Tuesday, September 22, 2009

So much for the correction in gold

Over the weekend, I foreccasted gold would correct below $1000 after peaking around $1020 last week. My rationale was twofold and the usual:
1) the commercial bullion banks increased their short positions to all-time highs. Undoubtedly, many were naked shorts with no physical gold backing them.
2) the long gold trade was getting crowded with gold surpassing the psychologically important $1000/oz. threshold.

The only question was how low gold would correct to. Based on previous dips, the charts favored a move back down to $950. The caveat was that too much buying pressure from China and other Asian countries, as well as nervous investors worldwide would prop up any declines.

Sure enough, gold briefly corrected below $1000, and sure enough rebounded this morning in New York's COMEX. Tonite, in Asian trading, gold is surging up $10, testing the $1020 highs.

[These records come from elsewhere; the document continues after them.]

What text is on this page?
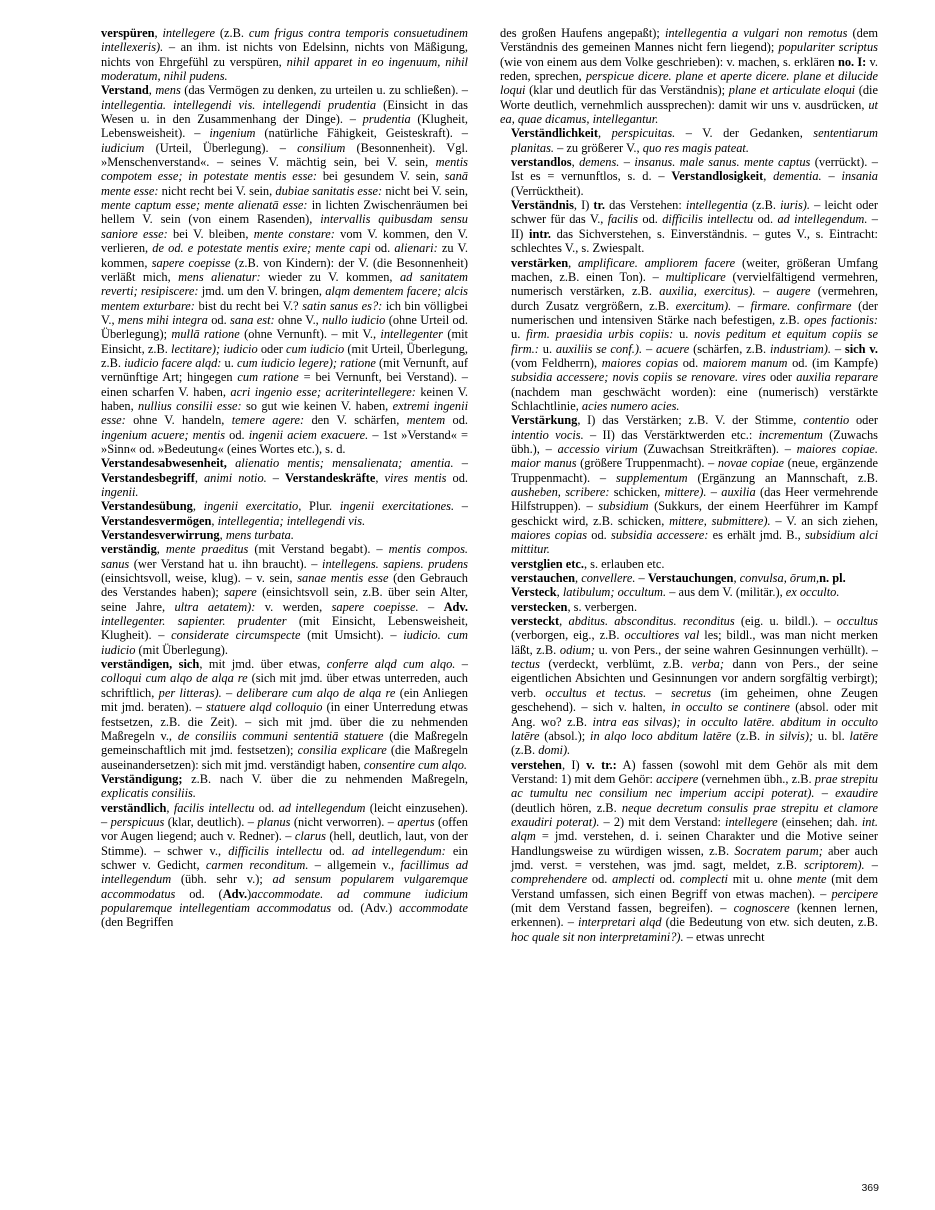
verspüren, intellegere (z.B. cum frigus contra temporis consuetudinem intellexeris). – an ihm. ist nichts von Edelsinn, nichts von Mäßigung, nichts von Ehrgefühl zu verspüren, nihil apparet in eo ingenuum, nihil moderatum, nihil pudens.

Verstand, mens (das Vermögen zu denken, zu urteilen u. zu schließen). – intellegentia. intellegendi vis. intellegendi prudentia (Einsicht in das Wesen u. in den Zusammenhang der Dinge). – prudentia (Klugheit, Lebensweisheit). – ingenium (natürliche Fähigkeit, Geisteskraft). – iudicium (Urteil, Überlegung). – consilium (Besonnenheit). Vgl. »Menschenverstand«. – seines V. mächtig sein, bei V. sein, mentis compotem esse; in potestate mentis esse: bei gesundem V. sein, sanā mente esse: nicht recht bei V. sein, dubiae sanitatis esse: nicht bei V. sein, mente captum esse; mente alienatā esse: in lichten Zwischenräumen bei hellem V. sein (von einem Rasenden), intervallis quibusdam sensu saniore esse: bei V. bleiben, mente constare: vom V. kommen, den V. verlieren, de od. e potestate mentis exire; mente capi od. alienari: zu V. kommen, sapere coepisse (z.B. von Kindern): der V. (die Besonnenheit) verläßt mich, mens alienatur: wieder zu V. kommen, ad sanitatem reverti; resipiscere: jmd. um den V. bringen, alqm dementem facere; alcis mentem exturbare: bist du recht bei V.? satin sanus es?: ich bin völligbei V., mens mihi integra od. sana est: ohne V., nullo iudicio (ohne Urteil od. Überlegung); mullā ratione (ohne Vernunft). – mit V., intellegenter (mit Einsicht, z.B. lectitare); iudicio oder cum iudicio (mit Urteil, Überlegung, z.B. iudicio facere alqd: u. cum iudicio legere); ratione (mit Vernunft, auf vernünftige Art; hingegen cum ratione = bei Vernunft, bei Verstand). – einen scharfen V. haben, acri ingenio esse; acriterintellegere: keinen V. haben, nullius consilii esse: so gut wie keinen V. haben, extremi ingenii esse: ohne V. handeln, temere agere: den V. schärfen, mentem od. ingenium acuere; mentis od. ingenii aciem exacuere. – 1st »Verstand« = »Sinn« od. »Bedeutung« (eines Wortes etc.), s. d.

Verstandesabwesenheit, alienatio mentis; mensalienata; amentia. – Verstandesbegriff, animi notio. – Verstandeskräfte, vires mentis od. ingenii.

Verstandesübung, ingenii exercitatio, Plur. ingenii exercitationes. – Verstandesvermögen, intellegentia; intellegendi vis.

Verstandesverwirrung, mens turbata.

verständig, mente praeditus (mit Verstand begabt). – mentis compos. sanus (wer Verstand hat u. ihn braucht). – intellegens. sapiens. prudens (einsichtsvoll, weise, klug). – v. sein, sanae mentis esse (den Gebrauch des Verstandes haben); sapere (einsichtsvoll sein, z.B. über sein Alter, seine Jahre, ultra aetatem): v. werden, sapere coepisse. – Adv. intellegenter. sapienter. prudenter (mit Einsicht, Lebensweisheit, Klugheit). – considerate circumspecte (mit Umsicht). – iudicio. cum iudicio (mit Überlegung).

verständigen, sich, mit jmd. über etwas, conferre alqd cum alqo. – colloqui cum alqo de alqa re (sich mit jmd. über etwas unterreden, auch schriftlich, per litteras). – deliberare cum alqo de alqa re (ein Anliegen mit jmd. beraten). – statuere alqd colloquio (in einer Unterredung etwas festsetzen, z.B. die Zeit). – sich mit jmd. über die zu nehmenden Maßregeln v., de consiliis communi sententiā statuere (die Maßregeln gemeinschaftlich mit jmd. festsetzen); consilia explicare (die Maßregeln auseinandersetzen): sich mit jmd. verständigt haben, consentire cum alqo.

Verständigung; z.B. nach V. über die zu nehmenden Maßregeln, explicatis consiliis.

verständlich, facilis intellectu od. ad intellegendum (leicht einzusehen). – perspicuus (klar, deutlich). – planus (nicht verworren). – apertus (offen vor Augen liegend; auch v. Redner). – clarus (hell, deutlich, laut, von der Stimme). – schwer v., difficilis intellectu od. ad intellegendum: ein schwer v. Gedicht, carmen reconditum. – allgemein v., facillimus ad intellegendum (übh. sehr v.); ad sensum popularem vulgaremque accommodatus od. (Adv.)accommodate. ad commune iudicium popularemque intellegentiam accommodatus od. (Adv.) accommodate (den Begriffen

des großen Haufens angepaßt); intellegentia a vulgari non remotus (dem Verständnis des gemeinen Mannes nicht fern liegend); populariter scriptus (wie von einem aus dem Volke geschrieben): v. machen, s. erklären no. I: v. reden, sprechen, perspicue dicere. plane et aperte dicere. plane et dilucide loqui (klar und deutlich für das Verständnis); plane et articulate eloqui (die Worte deutlich, vernehmlich aussprechen): damit wir uns v. ausdrücken, ut ea, quae dicamus, intellegantur.

Verständlichkeit, perspicuitas. – V. der Gedanken, sententiarum planitas. – zu größerer V., quo res magis pateat.

verstandlos, demens. – insanus. male sanus. mente captus (verrückt). – Ist es = vernunftlos, s. d. – Verstandlosigkeit, dementia. – insania (Verrücktheit).

Verständnis, I) tr. das Verstehen: intellegentia (z.B. iuris). – leicht oder schwer für das V., facilis od. difficilis intellectu od. ad intellegendum. – II) intr. das Sichverstehen, s. Einverständnis. – gutes V., s. Eintracht: schlechtes V., s. Zwiespalt.

verstärken, amplificare. ampliorem facere (weiter, größeran Umfang machen, z.B. einen Ton). – multiplicare (vervielfältigend vermehren, numerisch verstärken, z.B. auxilia, exercitus). – augere (vermehren, durch Zusatz vergrößern, z.B. exercitum). – firmare. confirmare (der numerischen und intensiven Stärke nach befestigen, z.B. opes factionis: u. firm. praesidia urbis copiis: u. novis peditum et equitum copiis se firm.: u. auxiliis se conf.). – acuere (schärfen, z.B. industriam). – sich v. (vom Feldherrn), maiores copias od. maiorem manum od. (im Kampfe) subsidia accessere; novis copiis se renovare. vires oder auxilia reparare (nachdem man geschwächt worden): eine (numerisch) verstärkte Schlachtlinie, acies numero acies.

Verstärkung, I) das Verstärken; z.B. V. der Stimme, contentio oder intentio vocis. – II) das Verstärktwerden etc.: incrementum (Zuwachs übh.), – accessio virium (Zuwachsan Streitkräften). – maiores copiae. maior manus (größere Truppenmacht). – novae copiae (neue, ergänzende Truppenmacht). – supplementum (Ergänzung an Mannschaft, z.B. ausheben, scribere: schicken, mittere). – auxilia (das Heer vermehrende Hilfstruppen). – subsidium (Sukkurs, der einem Heerführer im Kampf geschickt wird, z.B. schicken, mittere, submittere). – V. an sich ziehen, maiores copias od. subsidia accessere: es erhält jmd. B., subsidium alci mittitur.

verstglien etc., s. erlauben etc.

verstauchen, convellere. – Verstauchungen, convulsa, ōrum,n. pl.

Versteck, latibulum; occultum. – aus dem V. (militär.), ex occulto.

verstecken, s. verbergen.

versteckt, abditus. absconditus. reconditus (eig. u. bildl.). – occultus (verborgen, eig., z.B. occultiores val les; bildl., was man nicht merken läßt, z.B. odium; u. von Pers., der seine wahren Gesinnungen verhüllt). – tectus (verdeckt, verblümt, z.B. verba; dann von Pers., der seine eigentlichen Absichten und Gesinnungen vor andern sorgfältig verbirgt); verb. occultus et tectus. – secretus (im geheimen, ohne Zeugen geschehend). – sich v. halten, in occulto se continere (absol. oder mit Ang. wo? z.B. intra eas silvas); in occulto latēre. abditum in occulto latēre (absol.); in alqo loco abditum latēre (z.B. in silvis); u. bl. latēre (z.B. domi).

verstehen, I) v. tr.: A) fassen (sowohl mit dem Gehör als mit dem Verstand: 1) mit dem Gehör: accipere (vernehmen übh., z.B. prae strepitu ac tumultu nec consilium nec imperium accipi poterat). – exaudire (deutlich hören, z.B. neque decretum consulis prae strepitu et clamore exaudiri poterat). – 2) mit dem Verstand: intellegere (einsehen; dah. int. alqm = jmd. verstehen, d. i. seinen Charakter und die Motive seiner Handlungsweise zu würdigen wissen, z.B. Socratem parum; aber auch jmd. verst. = verstehen, was jmd. sagt, meldet, z.B. scriptorem). – comprehendere od. amplecti od. complecti mit u. ohne mente (mit dem Verstand umfassen, sich einen Begriff von etwas machen). – percipere (mit dem Verstand fassen, begreifen). – cognoscere (kennen lernen, erkennen). – interpretari alqd (die Bedeutung von etw. sich deuten, z.B. hoc quale sit non interpretamini?). – etwas unrecht

369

This signals a change in the gold and silver marketplace, in my opinion. Not only has sentiment changed to a bullish tone for precious metals, but the corrections and rallies have also taken on different dynamics. Violent price declines spurred on by the commercial shorts are met with equally violent upswings. There are no steady climbs. Each decline has triggered a vigorous upward response.

Precious metals markets have always been volatile, and the recent volatility isn't necessarily greater, but the longs seem to be responding quicker, meaning big funds are behind the powerful rallies, not just retail gold bugs. The long positions now have juice behind them. The Goliath bullion banks now have a more powerful foe on the other side of the trade--they can no longer whipsaw the star-crossed retail gold investors. The counterparty longs are now hedge funds and sovereign funds with deep pockets. The stakes in this tug-of-war just got a lot more interesting.